La ville entièrement restaurée est presque vide. Nous sommes au début de l’été, de nombreux habitants sont partis et peu de touristes visitent Quedlinburg en cette période. Traverser ce paysage urbain d’un autre temps sur deux roues est un enchantement, malgré le cahot des pavés. L’on ne sait où donner de la tête entre colombages sculptés, pignons ouvragés, perspectives soudaines, ruelles en cul-de-sac, place immense de l’hôtel de ville, fontaines et statues, grilles de fer forgé… Très vite, le Schloßberg projette son ombre bienvenue sur le cycliste en sueur. Vue d’en bas, sa silhouette massive est à la fois diverse et imposante, composite et monolithique. On perçoit deux hauts clochers aux toits rouges, surmontant la Collégiale aux murs d’épaisses pierres brunes. Elle est entourée de bâtiments de cinq à huit étages aux multiples fenêtres coiffées de pignons à colombages, de contreforts, de tours, d’arbres et de petits parcs pentus. C’est une ville miniature dans la ville, agrippée à son nid d’aigle comme dans un conte des frères Grimm. Une ruelle grimpe vers le monticule et permet d’entrer dans une cour intérieure, donnant accès à l’église et au couvent.

Texte en français sur un mur du Schloßberg (photographie de l’auteur)

Il n’y a plus qu’à escalader la raide ruelle pour accéder au Schloßberg, à sa Collégiale millénaire et à son abbaye pour femmes nobles. On débouche sur une cour intérieure bordée de grandes maisons et de quelques arbres, un petit lieu clos au-dessus de la ville. L’intérieur de l’église romane est féerique, baigné dans une lumière oblique diffusée par de très hautes et étroites ogives. Un Christ en croix fait de verre presque translucide est suspendu dans les airs, au-dessus d’un plateau surélevé auquel on parvient par une bonne vingtaine de marches. Un peu plus loin, une salle diffuse une musique médiévale chantée par des femmes que l’on imagine être les moniales de « haute lignée » qui vécurent dans l’abbaye. En contrebas, les cryptes taillées dans la roche baignent dans un clair-obscur écru, son dédale de colonnes diffuse une fraîcheur apaisante.

« Au Brocken montent les sorcières »

Les ecclésiastiques d’ici eurent fort à faire dans les premiers siècles du Saint Empire. La montagne du Harz est un pays de sorcières qui célèbrent leurs sabbats au sommet du massif (le Brocken) lors des Hexenbrennen, les feux de la Nuit de Walpurgis. Himmler transforma d’ailleurs la Collégiale en sanctuaire païen et l’on peut voir une statue dorée de l’aigle nazi fracturée dans une de ses cryptes, à côté de photographies d’époque montrant les parades nazies à Quedlinburg. François Ozon a-t-il choisi cette ville pour son film Frantz, comme symbole d’une Germanie guerrière et païenne ? À moins qu’il n’ait été sensible au caractère médiéval de la cité, décor idéal pour une Allemagne provinciale du début du siècle et laissée intacte par la guerre.

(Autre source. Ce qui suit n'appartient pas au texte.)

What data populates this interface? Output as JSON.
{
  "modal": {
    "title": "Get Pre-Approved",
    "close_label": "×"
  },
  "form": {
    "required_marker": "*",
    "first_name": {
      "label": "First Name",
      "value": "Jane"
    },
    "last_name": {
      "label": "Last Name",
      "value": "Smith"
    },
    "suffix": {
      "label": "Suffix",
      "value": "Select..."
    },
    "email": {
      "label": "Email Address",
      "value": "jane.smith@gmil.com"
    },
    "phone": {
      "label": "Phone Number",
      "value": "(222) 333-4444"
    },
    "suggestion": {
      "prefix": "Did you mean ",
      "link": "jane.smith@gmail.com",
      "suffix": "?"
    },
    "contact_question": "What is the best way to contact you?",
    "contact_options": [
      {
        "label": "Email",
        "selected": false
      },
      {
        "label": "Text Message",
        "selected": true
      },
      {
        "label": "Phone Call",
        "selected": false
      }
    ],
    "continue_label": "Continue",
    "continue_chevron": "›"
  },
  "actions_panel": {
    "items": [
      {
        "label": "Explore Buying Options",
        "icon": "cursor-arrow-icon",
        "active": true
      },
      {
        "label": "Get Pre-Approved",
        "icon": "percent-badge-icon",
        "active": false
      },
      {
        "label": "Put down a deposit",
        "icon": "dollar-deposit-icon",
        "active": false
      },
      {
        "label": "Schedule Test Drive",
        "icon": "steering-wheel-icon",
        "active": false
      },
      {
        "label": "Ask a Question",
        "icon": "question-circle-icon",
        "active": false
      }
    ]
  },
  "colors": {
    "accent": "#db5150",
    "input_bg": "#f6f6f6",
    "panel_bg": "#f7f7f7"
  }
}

Le personnage qui nous intéresse dans ce contexte est le docteur Faust, rendu célèbre par la pièce en vers de Goethe, qui prit les eaux à Gernrode et fit plusieurs fois l’ascension du Brocken comme son héros. Mais Faust[5] est d’abord une légende populaire allemande, elle-même inspirée de la vie d’un alchimiste et médecin de la Renaissance, Johann Georg Faust, qui vécut à la charnière des XVe et XVIe siècle. Il aurait été chassé de Nuremberg à cause de ses penchants homosexuels et aperçu à Münster lors des révoltes anabaptistes. À moins qu’il ne s’agisse de Johann Fust, un imprimeur allemand du XVsiècle lié à Gutenberg et accusé de travailler pour le Diable. L’imprimerie, l’alchimie et la sodomie sont de bons motifs pour être accusé de pacte avec le démon en ces temps troublés, qui font la jointure entre le Moyen-Âge, la Renaissance et la Réforme. Enfin, deux siècles avant Goethe, l’auteur élisabéthain Christopher Marlowe publia La Tragique Histoire du docteur Faust en 1592. Marlowe est un tragédien mystérieux qui aurait été à la fois espion, athée (ou hérétique), et homosexuel[6], ce qui n’est pas sans parenté avec Johann Georg Faust. Il fut assassiné à coups de couteau dans des circonstances elles aussi tragiques et énigmatiques.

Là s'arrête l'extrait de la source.